Barack Obama has just been re-elected. He has political capital. He is a leader with moral authority. In his first term, he was feckless in addressing gun control. He didn’t even push hard for an assault weapons ban. He may have been mindful of the drubbing Bill Clinton took from the gun lobby when, shortly after taking office in 1993, he tried to take it on.

But Mr. Clinton didn’t have a massacre of six- and seven-year-olds as a backdrop. Mr. Obama must move without hesitation. The danger is that today’s furor will be allowed to subside, that the “fiscal cliff” will overtake the firearms cliff on the news agenda. Facing the Republican-controlled House of Representatives, Mr. Obama might find it easier to attempt only modest anti-gun measures and move on.

No one should underestimate the emotional attachment of people to their guns. Even in Canada, we have noted this. In urban centres, we simply could not believe the extent of the opposition to the long-gun registry. Our police forces supported the registry, but even that was not enough to save it.

In addition to the NRA and Republican intransigence, Mr. Obama faces the reality of the Second Amendment, and the willingness of the courts to uphold it. But he can launch a campaign to change the mentality. He can couple legislative efforts with a massive advertising and education campaign that demonstrates how, in every other civilized society, stricter gun laws result in greatly reduced crime, murders, deaths.

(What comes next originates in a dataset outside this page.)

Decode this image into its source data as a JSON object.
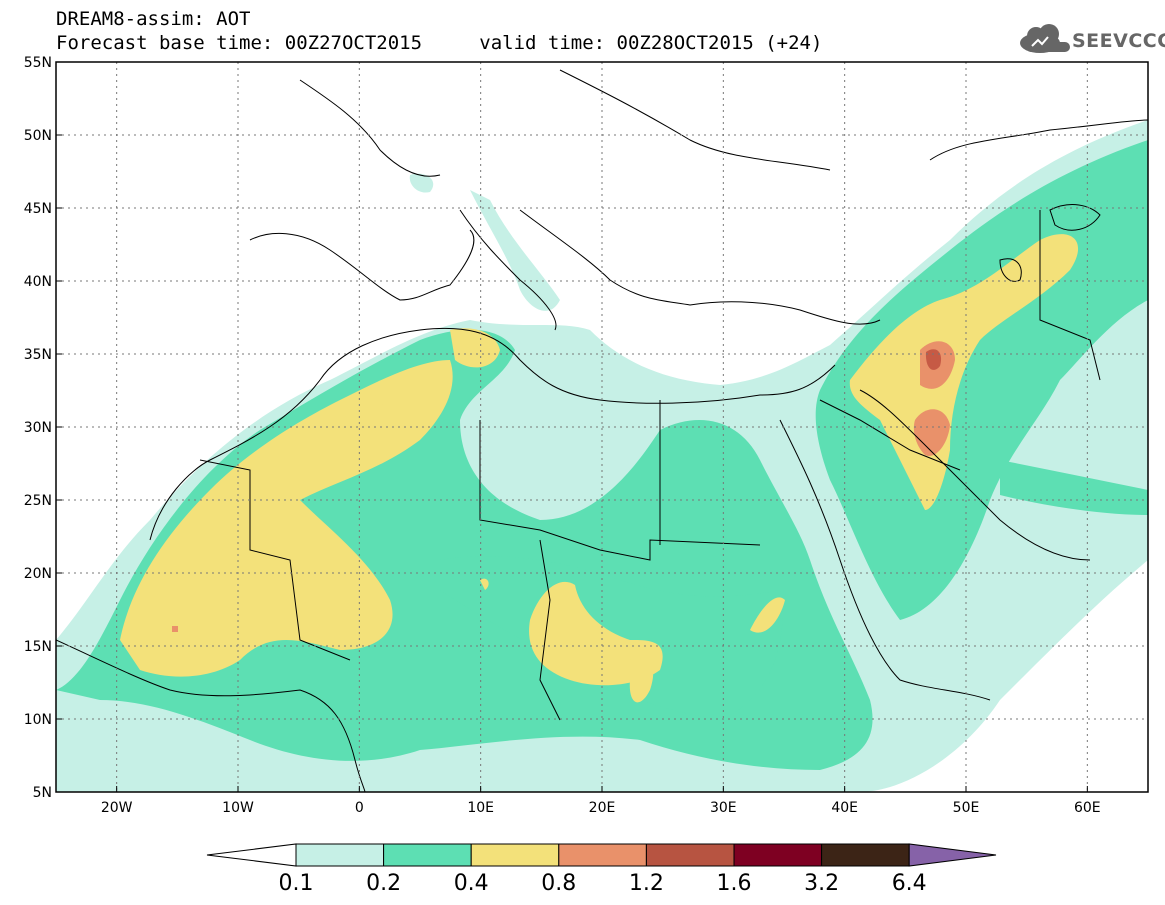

Mental health issues are correctly identified as a root cause of the killing rampages. But laws that allow people with such afflictions ready access to firearms make no sense. The prevailing gun psychology in the U.S. is tantamount to a mental-health issue itself.

Adam Lanza’s mother had her house stocked with guns and assault weapons. She loved the single-mindedness of firing guns. She brandished her weapons to her landscaper on her porch. She took her son to target practice to show him how to aim. He learned well.

For Mr. Obama – who, it is be hoped, has seen Lincoln – to change the mentality and the laws, will be an enormous, risk-laden undertaking. But he has an historic opportunity that he must not let pass.